Es decir, mientras los discípulos, que permanecerán fieles a Jesucristo, en el
Amor, comulgarán en la Última Cena su Cuerpo y su Sangre, transubstanciados a
partir del pan y del vino por la omnipotencia del Espíritu de Dios, y así
recibirán de Jesucristo a este mismo Espíritu, al comulgarlo, Judas Iscariote,
por el contrario, realiza una anti-comunión, una comunión sacrílega, no con el
Cuerpo y la Sangre de Cristo, sino con Satanás, porque no comulga la
Eucaristía, sino simplemente pan material y salsa con carne, un “bocado”, dice
el Evangelio, indicando con esto que su banquete no es eminentemente
espiritual, como el de los discípulos, sino puramente material, en el que solo
busca la satisfacción de sus pasiones corporales. Aunque en su comunión sí hay
algo de espiritual, pero no en el Amor, en el Espíritu Santo, con el Padre, a
través del Cuerpo y la Sangre de Cristo, la Eucaristía, como lo hacen los
discípulos, sino que la comunión de Judas Iscariote, su anti-comunión, es en el
odio, con Satanás, en el espíritu de rebelión y de profundo odio preternatural
contra Dios y contra su Mesías, Jesucristo, a quien ha consumado ya la traición,
decidiéndolo entregar por treinta monedas de plata. Luego de comulgar en
rebelión contra Dios, y de fijar su voluntad, en el tiempo y para la eternidad,
en el mal, Judas Iscariote “recibe el bocado” y Satanás “entra en él”,
consumándose así la posesión perfecta, que consiste en la dominación, por parte
del demonio, hasta de la misma voluntad, con lo cual la entrega al Príncipe de
las tinieblas es irreversible y definitiva. Cuando Judas Iscariote finaliza su
anti-comunión, sale del Cenáculo, y dice el Evangelio que “afuera era de noche”:
esto indica tanto la salida real de Judas del Cenáculo, para ir a consumar su
traición, en horas de la noche, como la salida definitiva de Judas del radio de
acción, por así decirlo, del Amor de Dios, del Sagrado Corazón, que es en lo
que consiste la condenación eterna, tanto de los ángeles apóstatas, como de los
hombres condenados. El padre Fortea[1]
compara a Dios y a las almas con el sistema solar: siendo Dios el sol, el
centro del sistema solar, el cuerpo celeste que se aleje de él, cuanto más se
aleje, tanto menos recibirá de su luz y de su calor, es decir, de su amor, y
tanto más se irá enfriando y oscureciendo, es decir, tanto más se irá fijando
su voluntad en el odio irreversible hacia Él, y eso es lo que sucede con los
condenados, tanto con los ángeles, como con los hombres. Cuando el Evangelio
dice que, al salir Judas del Cenáculo “afuera era de noche”, está indicando,
por lo tanto, que no solamente afuera era ya de noche, porque el sol cósmico se
había ocultado y la luna estaba en lo alto del firmamento: el Evangelio indica
que Judas, al salir del radio de acción del Sagrado Corazón, al negarse a
entrar en comunión de vida y amor, que es el Cenáculo de la Última Cena,
ingresa, paralelamente, en la tenebrosa noche viviente, es decir, en la
comunión de odio y muerte que es la unión con Satanás, que como consecuencia de
su traición al Hombre-Dios, se adueñó, de una vez y para siempre, de su cuerpo
y de su alma.
“Cuando
Judas recibió el bocado, Satanás entró en él (…) Judas salió del Cenáculo (…)

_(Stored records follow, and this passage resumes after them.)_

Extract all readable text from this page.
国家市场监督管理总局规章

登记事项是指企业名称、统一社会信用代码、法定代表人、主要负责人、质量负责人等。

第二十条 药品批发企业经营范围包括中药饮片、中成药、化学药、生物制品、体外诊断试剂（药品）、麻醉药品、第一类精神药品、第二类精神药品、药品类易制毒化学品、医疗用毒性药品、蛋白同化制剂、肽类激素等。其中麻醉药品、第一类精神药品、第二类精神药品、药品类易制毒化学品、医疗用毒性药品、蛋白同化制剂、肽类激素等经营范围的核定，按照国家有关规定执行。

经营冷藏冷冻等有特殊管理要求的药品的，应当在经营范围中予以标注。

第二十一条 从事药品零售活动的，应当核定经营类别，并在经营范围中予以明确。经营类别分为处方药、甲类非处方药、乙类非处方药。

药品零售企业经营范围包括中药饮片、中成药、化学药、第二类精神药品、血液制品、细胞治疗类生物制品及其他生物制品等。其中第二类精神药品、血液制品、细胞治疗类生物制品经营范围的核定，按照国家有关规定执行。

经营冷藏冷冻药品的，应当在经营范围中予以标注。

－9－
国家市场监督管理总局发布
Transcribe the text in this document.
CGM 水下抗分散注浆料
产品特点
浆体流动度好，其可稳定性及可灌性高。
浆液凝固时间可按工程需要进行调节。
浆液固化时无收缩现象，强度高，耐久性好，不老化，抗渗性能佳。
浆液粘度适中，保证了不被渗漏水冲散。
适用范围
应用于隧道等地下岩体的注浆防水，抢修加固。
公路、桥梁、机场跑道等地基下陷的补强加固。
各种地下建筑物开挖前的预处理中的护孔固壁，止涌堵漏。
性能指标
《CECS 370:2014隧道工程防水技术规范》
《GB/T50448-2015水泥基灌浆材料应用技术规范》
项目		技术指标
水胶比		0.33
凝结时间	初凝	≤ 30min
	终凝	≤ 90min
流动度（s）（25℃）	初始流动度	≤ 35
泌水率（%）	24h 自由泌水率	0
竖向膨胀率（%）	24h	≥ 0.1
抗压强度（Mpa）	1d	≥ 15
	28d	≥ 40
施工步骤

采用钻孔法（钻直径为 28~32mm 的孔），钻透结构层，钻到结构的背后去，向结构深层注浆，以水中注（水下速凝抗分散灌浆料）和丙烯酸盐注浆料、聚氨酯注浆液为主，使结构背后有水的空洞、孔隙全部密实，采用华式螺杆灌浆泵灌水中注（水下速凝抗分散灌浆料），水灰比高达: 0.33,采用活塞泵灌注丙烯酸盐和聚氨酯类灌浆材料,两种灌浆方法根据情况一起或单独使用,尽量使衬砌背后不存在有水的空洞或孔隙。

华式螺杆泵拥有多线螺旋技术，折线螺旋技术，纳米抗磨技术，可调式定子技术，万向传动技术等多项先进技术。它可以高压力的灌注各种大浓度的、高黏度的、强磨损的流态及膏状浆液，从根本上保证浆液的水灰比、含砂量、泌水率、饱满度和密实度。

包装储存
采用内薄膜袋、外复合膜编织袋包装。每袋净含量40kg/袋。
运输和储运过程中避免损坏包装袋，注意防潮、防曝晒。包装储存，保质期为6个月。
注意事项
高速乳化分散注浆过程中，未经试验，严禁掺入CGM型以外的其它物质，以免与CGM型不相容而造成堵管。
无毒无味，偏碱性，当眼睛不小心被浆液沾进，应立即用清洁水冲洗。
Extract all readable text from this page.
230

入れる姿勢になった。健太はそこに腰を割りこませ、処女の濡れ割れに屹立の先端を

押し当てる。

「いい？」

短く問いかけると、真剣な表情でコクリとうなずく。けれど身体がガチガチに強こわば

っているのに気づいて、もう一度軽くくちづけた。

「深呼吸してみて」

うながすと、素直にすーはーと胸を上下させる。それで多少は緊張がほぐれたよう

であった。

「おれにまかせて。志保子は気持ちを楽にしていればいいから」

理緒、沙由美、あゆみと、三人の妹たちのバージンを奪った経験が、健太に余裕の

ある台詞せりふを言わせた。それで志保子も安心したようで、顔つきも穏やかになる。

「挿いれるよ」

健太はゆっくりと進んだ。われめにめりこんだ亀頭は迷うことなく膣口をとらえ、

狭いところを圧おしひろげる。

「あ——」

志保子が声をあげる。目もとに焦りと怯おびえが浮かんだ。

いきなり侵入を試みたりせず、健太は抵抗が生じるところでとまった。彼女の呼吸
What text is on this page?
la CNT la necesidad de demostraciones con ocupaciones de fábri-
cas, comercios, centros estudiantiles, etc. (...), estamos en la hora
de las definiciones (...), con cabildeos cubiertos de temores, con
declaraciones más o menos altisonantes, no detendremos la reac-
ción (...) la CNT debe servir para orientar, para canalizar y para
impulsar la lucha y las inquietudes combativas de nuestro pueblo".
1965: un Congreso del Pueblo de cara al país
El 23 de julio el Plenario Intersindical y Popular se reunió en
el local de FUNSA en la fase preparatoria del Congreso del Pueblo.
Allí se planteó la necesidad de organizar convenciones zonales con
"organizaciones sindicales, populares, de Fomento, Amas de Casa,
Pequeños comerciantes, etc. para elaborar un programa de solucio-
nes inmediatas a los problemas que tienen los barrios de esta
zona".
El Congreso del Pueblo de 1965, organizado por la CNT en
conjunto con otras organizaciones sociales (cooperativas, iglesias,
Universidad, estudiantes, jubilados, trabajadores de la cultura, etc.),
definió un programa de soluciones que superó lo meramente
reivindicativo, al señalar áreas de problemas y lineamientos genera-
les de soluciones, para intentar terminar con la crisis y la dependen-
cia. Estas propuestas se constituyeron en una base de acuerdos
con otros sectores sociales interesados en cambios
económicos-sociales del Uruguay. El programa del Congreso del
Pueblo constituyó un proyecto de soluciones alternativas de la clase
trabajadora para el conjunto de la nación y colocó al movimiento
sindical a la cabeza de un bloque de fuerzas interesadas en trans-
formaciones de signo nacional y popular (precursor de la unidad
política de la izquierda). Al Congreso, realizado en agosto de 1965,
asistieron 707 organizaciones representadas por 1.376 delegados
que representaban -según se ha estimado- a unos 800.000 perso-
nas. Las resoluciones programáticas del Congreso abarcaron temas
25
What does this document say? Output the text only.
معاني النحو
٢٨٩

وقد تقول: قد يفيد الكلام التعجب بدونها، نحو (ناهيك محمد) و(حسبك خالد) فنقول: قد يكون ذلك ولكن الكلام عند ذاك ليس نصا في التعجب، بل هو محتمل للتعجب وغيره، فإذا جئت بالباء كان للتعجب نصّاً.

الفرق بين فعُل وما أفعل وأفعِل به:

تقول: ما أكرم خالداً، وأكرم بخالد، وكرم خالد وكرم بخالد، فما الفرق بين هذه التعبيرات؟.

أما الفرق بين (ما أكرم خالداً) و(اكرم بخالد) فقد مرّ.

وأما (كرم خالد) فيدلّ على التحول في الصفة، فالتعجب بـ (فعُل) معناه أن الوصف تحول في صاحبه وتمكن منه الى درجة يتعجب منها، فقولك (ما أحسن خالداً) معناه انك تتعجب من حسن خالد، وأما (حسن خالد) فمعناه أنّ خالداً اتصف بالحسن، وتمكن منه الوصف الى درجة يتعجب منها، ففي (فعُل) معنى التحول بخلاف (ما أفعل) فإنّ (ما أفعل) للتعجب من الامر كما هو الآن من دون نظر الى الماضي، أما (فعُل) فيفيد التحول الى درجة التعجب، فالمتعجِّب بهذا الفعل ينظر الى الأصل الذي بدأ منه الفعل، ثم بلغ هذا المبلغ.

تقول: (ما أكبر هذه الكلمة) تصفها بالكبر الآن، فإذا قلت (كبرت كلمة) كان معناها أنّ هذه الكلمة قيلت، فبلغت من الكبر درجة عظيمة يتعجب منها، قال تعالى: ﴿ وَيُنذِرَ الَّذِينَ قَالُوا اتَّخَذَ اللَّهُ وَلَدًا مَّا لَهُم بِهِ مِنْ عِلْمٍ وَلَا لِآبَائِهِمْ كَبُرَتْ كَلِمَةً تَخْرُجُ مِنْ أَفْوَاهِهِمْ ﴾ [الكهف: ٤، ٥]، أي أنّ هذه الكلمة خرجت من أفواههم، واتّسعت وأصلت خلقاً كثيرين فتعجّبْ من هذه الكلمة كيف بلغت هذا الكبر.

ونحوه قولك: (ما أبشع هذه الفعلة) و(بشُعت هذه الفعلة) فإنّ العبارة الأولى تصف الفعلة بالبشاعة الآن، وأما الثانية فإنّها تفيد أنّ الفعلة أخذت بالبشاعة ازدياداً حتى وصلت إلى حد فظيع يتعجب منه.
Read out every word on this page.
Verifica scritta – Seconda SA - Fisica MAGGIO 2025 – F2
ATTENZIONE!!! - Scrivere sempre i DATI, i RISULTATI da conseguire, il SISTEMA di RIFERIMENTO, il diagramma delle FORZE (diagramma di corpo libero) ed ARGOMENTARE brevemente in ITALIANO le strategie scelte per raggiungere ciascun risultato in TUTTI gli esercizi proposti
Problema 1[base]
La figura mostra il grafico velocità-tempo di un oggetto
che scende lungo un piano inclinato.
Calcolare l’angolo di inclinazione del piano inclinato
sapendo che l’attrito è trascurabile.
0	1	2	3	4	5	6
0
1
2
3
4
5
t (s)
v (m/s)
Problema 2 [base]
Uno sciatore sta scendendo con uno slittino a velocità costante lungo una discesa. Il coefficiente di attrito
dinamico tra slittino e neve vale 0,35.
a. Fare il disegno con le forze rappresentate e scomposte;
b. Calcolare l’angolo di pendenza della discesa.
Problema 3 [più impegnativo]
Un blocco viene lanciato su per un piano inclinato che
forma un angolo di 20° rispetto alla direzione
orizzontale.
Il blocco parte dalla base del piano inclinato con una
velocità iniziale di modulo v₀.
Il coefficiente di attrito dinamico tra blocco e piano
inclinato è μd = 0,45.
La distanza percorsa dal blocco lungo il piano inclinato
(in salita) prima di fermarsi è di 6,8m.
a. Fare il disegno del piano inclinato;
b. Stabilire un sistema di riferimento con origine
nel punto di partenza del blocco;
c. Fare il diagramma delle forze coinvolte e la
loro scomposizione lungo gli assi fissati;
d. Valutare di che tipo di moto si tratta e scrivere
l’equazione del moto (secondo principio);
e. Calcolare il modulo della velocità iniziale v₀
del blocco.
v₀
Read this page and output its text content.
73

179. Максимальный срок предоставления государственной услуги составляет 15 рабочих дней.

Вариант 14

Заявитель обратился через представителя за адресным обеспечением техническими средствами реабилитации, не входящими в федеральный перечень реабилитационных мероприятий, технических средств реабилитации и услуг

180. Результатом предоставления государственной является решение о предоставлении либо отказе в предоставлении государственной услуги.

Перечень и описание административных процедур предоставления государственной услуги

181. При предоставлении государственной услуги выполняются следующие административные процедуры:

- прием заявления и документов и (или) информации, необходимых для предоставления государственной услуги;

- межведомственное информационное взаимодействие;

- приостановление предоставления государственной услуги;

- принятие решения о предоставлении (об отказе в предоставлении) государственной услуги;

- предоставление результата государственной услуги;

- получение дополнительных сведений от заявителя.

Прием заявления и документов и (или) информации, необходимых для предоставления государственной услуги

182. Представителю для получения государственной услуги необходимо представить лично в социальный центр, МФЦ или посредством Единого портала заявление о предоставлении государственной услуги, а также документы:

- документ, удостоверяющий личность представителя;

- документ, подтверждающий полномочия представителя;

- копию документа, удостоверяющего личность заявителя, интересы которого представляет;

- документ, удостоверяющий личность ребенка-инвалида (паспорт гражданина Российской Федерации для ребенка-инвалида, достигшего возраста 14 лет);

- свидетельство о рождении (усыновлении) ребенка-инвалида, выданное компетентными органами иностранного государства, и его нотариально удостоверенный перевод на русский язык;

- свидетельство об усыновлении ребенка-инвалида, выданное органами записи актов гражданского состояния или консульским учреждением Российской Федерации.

Afuera era de noche”. Jesús entrega su Cuerpo y su Sangre en la Eucaristía, en
la Última Cena, para salvarnos, para unirnos, en su Cuerpo, por el Espíritu
Santo, al Padre; pero al mismo tiempo, respeta máximamente nuestra libertad, y
la comunión sacrílega de Judas Iscariote con Satanás y su posterior posesión,
son la muestra de que Dios no obliga a nadie a amarlo y de que respeta la libre
voluntad de cada persona; la comunión sacrílega de Judas es la muestra de que todos
y cada uno, permanecemos libres para amarlo o no, y quien no quiera hacer ese
acto de amor, nadie lo podrá hacer por él; nadie puede excusarse y decir: “No
puedo amar a Jesús en la Eucaristía”, porque cada uno tiene la capacidad de
amar a Dios, que se dona a sí mismo, en la Persona del Hijo, como Pan de Vida
Eterna, en la Eucaristía. En la Última Cena, Jesús entregó su Cuerpo y su
Sangre en la Eucaristía por Amor, movido solo por el Divino Amor; al comulgar,
entonces, movidos por la gracia, demos a Jesús, todo el amor del que sean capaces
de crear nuestros pobres corazones.
[1] Cfr. Summa daemoniaca. Tratado de Demonología, Cuestión 6, Atlas
Representaciones, Asunción 2006, p. 62.